“What do you mean, not old enough.”
“Not big enough, either. You’d get flattened.”
Jon was looking at his mobile. “Two players short and it’s tomorrow.” He continued to glare at the phone and then Mum had something to say.
“Well, if you’re short you ought to give Sally a try. She’s good in the school team, scored a goal last week.”
At least Mum was sticking up for her. Jon, however, had not finished. “She’s too young – they won’t want some kid playing with them – they’d be scared she’d get in the way.”
Sally remembered the young farmers’ disco. She had taken Ruth from school and they had enjoyed themselves with her brother’s friends. Now Ruth kept asking for another invitation.
There was a tap on her door and Jon eased it open. “Got a minute?” Before Sally could answer he was standing there with his mobile in his hand. “I thought they’d got someone, but they’ve not turned up. Can you get your stuff together – bully-off in half an hour.”
“Oh, good enough, am I now?” He stood by the door and she saw that he was shaking his hand as he always did when he was running late.
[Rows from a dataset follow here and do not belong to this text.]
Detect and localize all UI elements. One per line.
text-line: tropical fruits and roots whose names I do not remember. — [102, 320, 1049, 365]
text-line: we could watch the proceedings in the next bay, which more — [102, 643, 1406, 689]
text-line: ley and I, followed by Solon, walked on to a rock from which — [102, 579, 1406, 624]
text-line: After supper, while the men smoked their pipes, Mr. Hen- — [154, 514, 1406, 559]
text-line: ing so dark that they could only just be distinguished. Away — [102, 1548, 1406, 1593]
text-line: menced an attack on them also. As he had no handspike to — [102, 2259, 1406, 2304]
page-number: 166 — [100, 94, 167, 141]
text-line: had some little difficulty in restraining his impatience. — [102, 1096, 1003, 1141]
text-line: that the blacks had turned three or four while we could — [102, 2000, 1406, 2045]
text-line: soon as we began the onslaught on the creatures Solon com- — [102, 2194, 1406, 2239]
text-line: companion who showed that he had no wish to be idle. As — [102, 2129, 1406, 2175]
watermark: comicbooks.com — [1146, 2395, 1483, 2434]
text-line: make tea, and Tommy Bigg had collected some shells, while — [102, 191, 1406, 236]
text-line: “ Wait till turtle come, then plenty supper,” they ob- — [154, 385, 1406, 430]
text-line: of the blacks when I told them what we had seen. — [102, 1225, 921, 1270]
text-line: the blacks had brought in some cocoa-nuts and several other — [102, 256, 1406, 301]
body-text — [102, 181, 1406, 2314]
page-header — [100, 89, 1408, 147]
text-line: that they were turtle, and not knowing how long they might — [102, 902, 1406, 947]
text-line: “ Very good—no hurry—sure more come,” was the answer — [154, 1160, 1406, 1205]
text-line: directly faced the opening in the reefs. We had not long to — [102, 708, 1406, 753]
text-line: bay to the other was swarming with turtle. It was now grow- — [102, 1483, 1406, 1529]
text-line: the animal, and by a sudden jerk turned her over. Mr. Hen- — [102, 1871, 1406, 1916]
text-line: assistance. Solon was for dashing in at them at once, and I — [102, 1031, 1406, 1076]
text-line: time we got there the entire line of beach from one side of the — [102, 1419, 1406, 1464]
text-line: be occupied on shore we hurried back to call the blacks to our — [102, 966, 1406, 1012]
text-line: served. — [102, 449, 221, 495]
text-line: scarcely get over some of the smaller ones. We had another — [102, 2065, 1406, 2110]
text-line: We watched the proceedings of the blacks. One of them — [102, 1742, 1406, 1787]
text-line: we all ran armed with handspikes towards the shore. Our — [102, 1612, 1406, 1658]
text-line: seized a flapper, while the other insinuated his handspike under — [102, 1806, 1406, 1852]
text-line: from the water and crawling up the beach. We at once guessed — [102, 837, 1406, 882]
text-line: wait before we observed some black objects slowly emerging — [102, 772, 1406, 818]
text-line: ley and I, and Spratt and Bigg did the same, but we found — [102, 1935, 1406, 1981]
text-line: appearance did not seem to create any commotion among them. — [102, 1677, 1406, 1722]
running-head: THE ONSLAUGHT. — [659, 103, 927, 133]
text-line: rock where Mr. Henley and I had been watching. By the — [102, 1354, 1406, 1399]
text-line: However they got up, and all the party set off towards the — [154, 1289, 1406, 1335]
“Yeah, Sal. Just get your kit.” He didn’t wait to see how she would respond.
There was time. Ruth answered her call immediately. “I’m playing. Can you get down there? The others’ll be there.” She wanted one of friends there and Ruth couldn’t wait. From under her bed she dragged out her sports bag. Soon Jonathan was calling from the landing and then they were off.
It was cold, colder than she had ever been on a hockey pitch. Sally was pleased that she had kept her track suit on, like most of the players. There had been no score during the first half but now she watched from the wing as the other team attacked the young farmers’ goal. Jon was there with a couple of his mates, tall, heavy-looking guys. No chance for her against hulks like them. Suddenly the other side broke away, along the other side of the pitch and Sally ran back to help the backs. In front of her a four young men were losing control of the ball and she stood her ground, focussing on that ball and trying not to think of what might happen next.
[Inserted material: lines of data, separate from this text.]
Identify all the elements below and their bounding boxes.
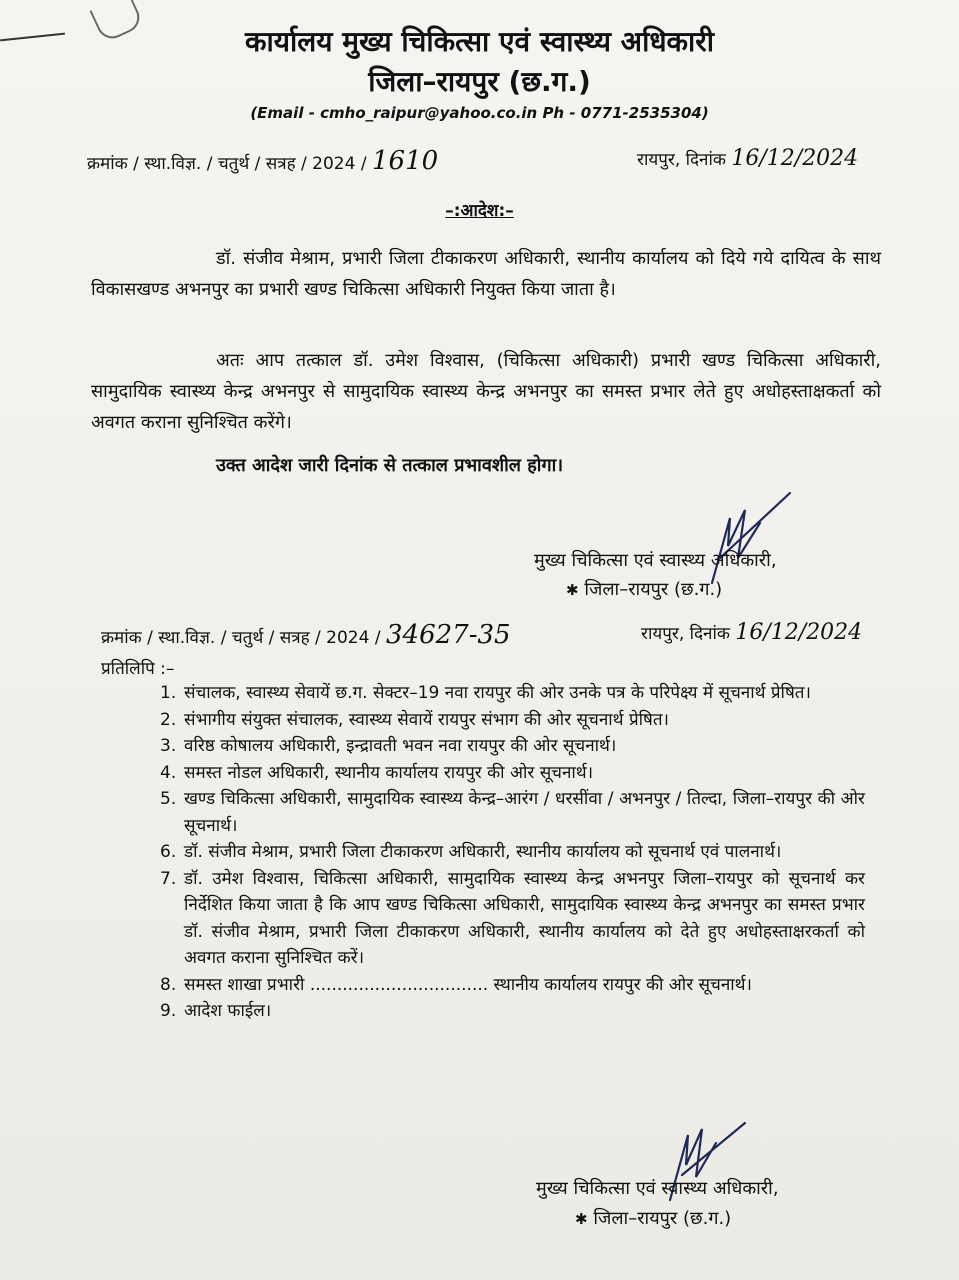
reference-date-1 — [637, 146, 858, 171]
order-paragraph-1: डॉ. संजीव मेश्राम, प्रभारी जिला टीकाकरण अधिकारी, स्थानीय कार्यालय को दिये गये दायित्व के साथ विकासखण्ड अभनपुर का प्रभारी खण्ड चिकित्सा अधिकारी नियुक्त किया जाता है। — [91, 248, 881, 300]
list-item: 7. डॉ. उमेश विश्वास, चिकित्सा अधिकारी, सामुदायिक स्वास्थ्य केन्द्र अभनपुर जिला–रायपुर को सूचनार्थ कर निर्देशित किया जाता है कि आप खण्ड चिकित्सा अधिकारी, सामुदायिक स्वास्थ्य केन्द्र अभनपुर का समस्त प्रभार डॉ. संजीव मेश्राम, प्रभारी जिला टीकाकरण अधिकारी, स्थानीय कार्यालय को देते हुए अधोहस्ताक्षरकर्ता को अवगत कराना सुनिश्चित करें। — [160, 868, 865, 968]
list-item: 4. समस्त नोडल अधिकारी, स्थानीय कार्यालय रायपुर की ओर सूचनार्थ। — [160, 762, 594, 783]
order-paragraph-2: अतः आप तत्काल डॉ. उमेश विश्वास, (चिकित्सा अधिकारी) प्रभारी खण्ड चिकित्सा अधिकारी, सामुदायिक स्वास्थ्य केन्द्र अभनपुर से सामुदायिक स्वास्थ्य केन्द्र अभनपुर का समस्त प्रभार लेते हुए अधोहस्ताक्षकर्ता को अवगत कराना सुनिश्चित करेंगे। — [91, 350, 881, 433]
reference-line-2 — [101, 620, 511, 650]
reference-line-1 — [87, 146, 438, 176]
signature-2-district: ✱ जिला–रायपुर (छ.ग.) — [575, 1208, 732, 1229]
order-heading: –:आदेश:– — [445, 201, 514, 221]
reference-number: 1610 — [371, 146, 439, 176]
office-district: जिला–रायपुर (छ.ग.) — [368, 65, 591, 98]
list-item: 9. आदेश फाईल। — [160, 1001, 272, 1021]
reference-number: 34627-35 — [385, 620, 511, 650]
signature-2-scribble — [650, 1115, 760, 1215]
reference-prefix: क्रमांक / स्था.विज्ञ. / चतुर्थ / सत्रह / 2024 / — [101, 628, 381, 648]
signature-1-designation: मुख्य चिकित्सा एवं स्वास्थ्य अधिकारी, — [534, 550, 777, 571]
copy-label: प्रतिलिपि :– — [101, 659, 175, 679]
reference-prefix: क्रमांक / स्था.विज्ञ. / चतुर्थ / सत्रह / 2024 / — [87, 154, 367, 174]
order-paragraph-3: उक्त आदेश जारी दिनांक से तत्काल प्रभावशील होगा। — [216, 455, 564, 476]
list-item: 6. डॉ. संजीव मेश्राम, प्रभारी जिला टीकाकरण अधिकारी, स्थानीय कार्यालय को सूचनार्थ एवं पालनार्थ। — [160, 842, 782, 862]
office-title: कार्यालय मुख्य चिकित्सा एवं स्वास्थ्य अधिकारी — [244, 25, 715, 58]
list-item: 8. समस्त शाखा प्रभारी ................................. स्थानीय कार्यालय रायपुर की ओर सूचनार्थ। — [160, 974, 752, 995]
handwritten-date: 16/12/2024 — [735, 620, 863, 645]
signature-1-district: ✱ जिला–रायपुर (छ.ग.) — [566, 579, 723, 600]
handwritten-date: 16/12/2024 — [731, 146, 859, 171]
list-item: 5. खण्ड चिकित्सा अधिकारी, सामुदायिक स्वास्थ्य केन्द्र–आरंग / धरसींवा / अभनपुर / तिल्दा, जिला–रायपुर की ओर सूचनार्थ। — [160, 789, 865, 836]
place-date-label: रायपुर, दिनांक — [637, 150, 726, 170]
place-date-label: रायपुर, दिनांक — [641, 624, 730, 644]
list-item: 3. वरिष्ठ कोषालय अधिकारी, इन्द्रावती भवन नवा रायपुर की ओर सूचनार्थ। — [160, 736, 617, 756]
list-item: 2. संभागीय संयुक्त संचालक, स्वास्थ्य सेवायें रायपुर संभाग की ओर सूचनार्थ प्रेषित। — [160, 709, 669, 730]
signature-2-designation: मुख्य चिकित्सा एवं स्वास्थ्य अधिकारी, — [536, 1178, 779, 1199]
office-contact: (Email - cmho_raipur@yahoo.co.in Ph - 0771-2535304) — [250, 104, 709, 122]
list-item: 1. संचालक, स्वास्थ्य सेवायें छ.ग. सेक्टर–19 नवा रायपुर की ओर उनके पत्र के परिपेक्ष्य में सूचनार्थ प्रेषित। — [160, 683, 811, 703]
reference-date-2 — [641, 620, 862, 645]
copy-list — [160, 680, 865, 1025]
As the first opponent roared up to her she trapped the ball with her stick – there was no one to pass to. As he reached her he tripped and tried to steady himself. From behind another large play ran into the back of him and Sally moved the ball to one side, but into the path of the two other enormous players. She ducked and wriggled and nudged the ball forwards. There was light and another shove and she was free, free to pass the ball now, to an older team-mate who set off up the pitch.
And that was it, the only goal scored in the match. As they walked off the pitch and back to the changing rooms there was an arm around her shoulder. It was Jon.
“You were fantastic, Sal. Like watching a rugby scrum – no idea what was happening and then, there you were. Easy-peasy, thanks to you.”
Ahead of them their supporters waited to congratulate them, among them Ruth, chatting excitedly to one of Jon’s friends.
How did Jon’s attitude towards his sister change?
What do you think Ruth enjoyed most about the game?